Question

How do you solve $\sin 2\theta + \cos \theta = 0$?

Answer 1

Hint:Expand $\sin 2\theta $to simplify the equation and then take out common terms to solve the equationSince the question comprises of two unlike terms we will first try to either convert them into like terms or at least convert it to a more simpler equation. To do this, we will first simplify $\sin 2\theta $with $2\sin \theta \cos $. After that, we will take $\cos \theta $common from both the terms which will leave us either with $\cos \theta = 0$or $2\sin \theta + 1 = 0$. Solving these two will give us two different solutions.

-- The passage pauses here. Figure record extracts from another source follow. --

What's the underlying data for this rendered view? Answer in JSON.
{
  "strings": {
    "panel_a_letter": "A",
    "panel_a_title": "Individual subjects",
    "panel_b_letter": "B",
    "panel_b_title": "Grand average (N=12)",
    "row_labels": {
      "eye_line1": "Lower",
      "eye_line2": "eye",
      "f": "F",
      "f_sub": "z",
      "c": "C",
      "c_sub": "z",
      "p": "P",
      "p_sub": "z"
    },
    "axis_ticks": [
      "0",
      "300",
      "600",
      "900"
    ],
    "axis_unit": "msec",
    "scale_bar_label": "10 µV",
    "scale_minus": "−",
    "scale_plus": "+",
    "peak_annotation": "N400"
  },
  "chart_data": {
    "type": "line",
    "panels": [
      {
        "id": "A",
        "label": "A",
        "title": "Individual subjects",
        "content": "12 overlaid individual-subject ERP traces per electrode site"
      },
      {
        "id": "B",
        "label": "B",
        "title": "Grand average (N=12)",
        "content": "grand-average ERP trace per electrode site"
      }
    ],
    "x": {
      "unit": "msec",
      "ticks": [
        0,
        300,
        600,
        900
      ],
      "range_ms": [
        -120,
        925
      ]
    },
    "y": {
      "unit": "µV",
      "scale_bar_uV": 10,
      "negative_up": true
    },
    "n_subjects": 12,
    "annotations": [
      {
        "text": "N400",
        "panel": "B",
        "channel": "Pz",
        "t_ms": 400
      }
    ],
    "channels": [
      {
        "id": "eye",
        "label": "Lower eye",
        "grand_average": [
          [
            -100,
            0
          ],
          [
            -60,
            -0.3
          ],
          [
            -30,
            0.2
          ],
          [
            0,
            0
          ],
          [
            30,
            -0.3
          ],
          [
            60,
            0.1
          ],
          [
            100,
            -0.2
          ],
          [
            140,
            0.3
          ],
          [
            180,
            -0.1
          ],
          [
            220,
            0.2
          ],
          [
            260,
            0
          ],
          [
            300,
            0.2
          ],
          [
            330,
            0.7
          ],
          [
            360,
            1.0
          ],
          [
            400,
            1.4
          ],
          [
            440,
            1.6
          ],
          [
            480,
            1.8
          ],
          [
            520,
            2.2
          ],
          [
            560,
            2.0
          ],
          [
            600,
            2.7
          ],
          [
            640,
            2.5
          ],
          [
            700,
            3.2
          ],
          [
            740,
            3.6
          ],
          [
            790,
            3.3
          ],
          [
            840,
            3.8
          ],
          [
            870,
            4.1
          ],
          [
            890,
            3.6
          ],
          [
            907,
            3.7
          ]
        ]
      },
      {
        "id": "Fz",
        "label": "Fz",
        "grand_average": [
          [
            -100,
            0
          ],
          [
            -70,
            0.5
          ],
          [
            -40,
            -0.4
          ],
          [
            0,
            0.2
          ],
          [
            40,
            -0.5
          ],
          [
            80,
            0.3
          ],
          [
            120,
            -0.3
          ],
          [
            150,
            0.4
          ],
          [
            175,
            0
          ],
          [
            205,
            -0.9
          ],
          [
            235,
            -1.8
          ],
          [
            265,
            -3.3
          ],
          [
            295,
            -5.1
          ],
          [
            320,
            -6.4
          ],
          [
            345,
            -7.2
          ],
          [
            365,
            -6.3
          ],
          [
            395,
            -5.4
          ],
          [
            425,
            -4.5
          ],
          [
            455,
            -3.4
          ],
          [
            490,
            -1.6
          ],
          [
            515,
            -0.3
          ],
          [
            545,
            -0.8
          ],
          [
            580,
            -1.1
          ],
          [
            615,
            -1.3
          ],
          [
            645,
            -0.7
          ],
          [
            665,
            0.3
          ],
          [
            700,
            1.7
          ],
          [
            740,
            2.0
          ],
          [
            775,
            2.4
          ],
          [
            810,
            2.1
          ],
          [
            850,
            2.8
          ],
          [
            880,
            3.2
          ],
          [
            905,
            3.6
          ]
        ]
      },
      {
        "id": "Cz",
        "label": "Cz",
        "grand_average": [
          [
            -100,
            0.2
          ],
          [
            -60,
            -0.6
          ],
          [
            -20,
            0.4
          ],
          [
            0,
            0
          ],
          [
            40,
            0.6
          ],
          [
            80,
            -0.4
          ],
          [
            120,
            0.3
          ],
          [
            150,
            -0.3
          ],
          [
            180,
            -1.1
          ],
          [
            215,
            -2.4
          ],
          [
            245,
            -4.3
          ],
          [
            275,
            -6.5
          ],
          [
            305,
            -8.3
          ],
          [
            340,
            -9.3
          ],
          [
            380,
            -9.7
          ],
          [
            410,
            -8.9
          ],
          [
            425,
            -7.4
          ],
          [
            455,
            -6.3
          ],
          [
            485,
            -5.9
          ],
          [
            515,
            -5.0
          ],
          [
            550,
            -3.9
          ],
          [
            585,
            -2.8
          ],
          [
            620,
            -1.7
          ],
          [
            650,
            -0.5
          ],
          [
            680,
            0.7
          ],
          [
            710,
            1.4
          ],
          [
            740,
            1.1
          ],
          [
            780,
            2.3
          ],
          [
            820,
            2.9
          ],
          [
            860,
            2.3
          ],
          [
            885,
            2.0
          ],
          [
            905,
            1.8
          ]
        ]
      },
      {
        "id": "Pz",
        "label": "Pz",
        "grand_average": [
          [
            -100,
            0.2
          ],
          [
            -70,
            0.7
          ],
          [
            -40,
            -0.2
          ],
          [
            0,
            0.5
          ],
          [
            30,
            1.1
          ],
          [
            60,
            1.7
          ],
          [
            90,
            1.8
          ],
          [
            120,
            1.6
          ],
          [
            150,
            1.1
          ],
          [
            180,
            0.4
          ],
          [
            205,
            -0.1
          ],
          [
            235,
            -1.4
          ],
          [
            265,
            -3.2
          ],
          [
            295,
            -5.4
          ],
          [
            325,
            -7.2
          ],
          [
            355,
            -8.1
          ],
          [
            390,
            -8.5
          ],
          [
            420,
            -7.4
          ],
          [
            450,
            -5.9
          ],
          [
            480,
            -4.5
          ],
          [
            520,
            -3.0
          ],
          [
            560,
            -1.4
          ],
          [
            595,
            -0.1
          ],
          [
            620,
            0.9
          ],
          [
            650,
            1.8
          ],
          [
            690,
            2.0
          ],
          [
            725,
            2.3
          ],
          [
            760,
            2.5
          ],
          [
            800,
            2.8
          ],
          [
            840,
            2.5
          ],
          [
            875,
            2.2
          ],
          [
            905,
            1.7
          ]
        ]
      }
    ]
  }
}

Complete step by step solution:
Here, the given equation is $\sin 2\theta + \cos \theta = 0$ (1)
But we know that,
\[\sin 2\theta = 2\sin \theta \cos \theta \] (2)
Putting value of $\sin 2\theta $from equation 2 in 1 we get,
\[2\sin \theta \cos \theta + \cos \theta = 0\]
Taking \[\cos \theta \]common from the equation
\[\cos \theta (2\sin \theta + 1) = 0\]
Now, we know that whenever the product of any two variables is zero. Either or both of the variable will be equal to zero
\[\therefore \,\,\]either \[\cos \theta = 0\]or \[2\sin \theta + 1 = 0\]
solving these two separately :-
\[
\cos \theta = 0 \\
\Rightarrow \theta = {90^ \circ } \\
\]
and,
$
2\sin \theta + 1 = 0 \\
\Rightarrow 2\sin \theta = - 1 \\
\Rightarrow \sin \theta = \dfrac{{ - 1}}{2} \\
\Rightarrow \theta = \dfrac{{7\pi }}{6} \\
$
Hence, for the given equation $\sin 2\theta + \cos \theta = 0$, we have 2 solution, $\theta = {90^ \circ }$or $\theta = \dfrac{{7\pi }}{6}$
Alternate solution:
You can also find the general solution of the two equation to make the answer more general
Here,
\[\cos \theta = 0\]
Now general solution for \[\cos \theta = 0\]is given by the formula $\theta = \dfrac{{(2n + 1)\pi }}{2}$
and for ,
$
2\sin \theta + 1 = 0 \\
\Rightarrow 2\sin \theta = - 1 \\
\Rightarrow \sin \theta = \dfrac{{ - 1}}{2} \\
\Rightarrow \theta = \dfrac{{7\pi }}{6} \\
$
Now general solution of \[\sin \theta = - k\] is given by \[\theta = n\pi + {( - 1)^n}k\]
therefore, our general solution becomes $\sin \theta = \dfrac{{ - 1}}{2}$$\theta = n\pi + {( -
1)^n}(\dfrac{{7\pi }}{6})$
Hence, two general solution of $\sin 2\theta + \cos \theta = 0$are $\theta = \dfrac{{(2n + 1)\pi }}{2}$ and $\theta = n\pi + {( - 1)^n}(\dfrac{{7\pi }}{6})$.

Note: The solution of $\sin \theta = \dfrac{{ - 1}}{2}$should be calculated carefully. The sign of sin is negative which means you should consider sin in either the 3 rd or 4 th quadrant. Also, the value of \[\cos \theta \]should be calculated carefully as the sign is neither positive or negative but straight equal to 0.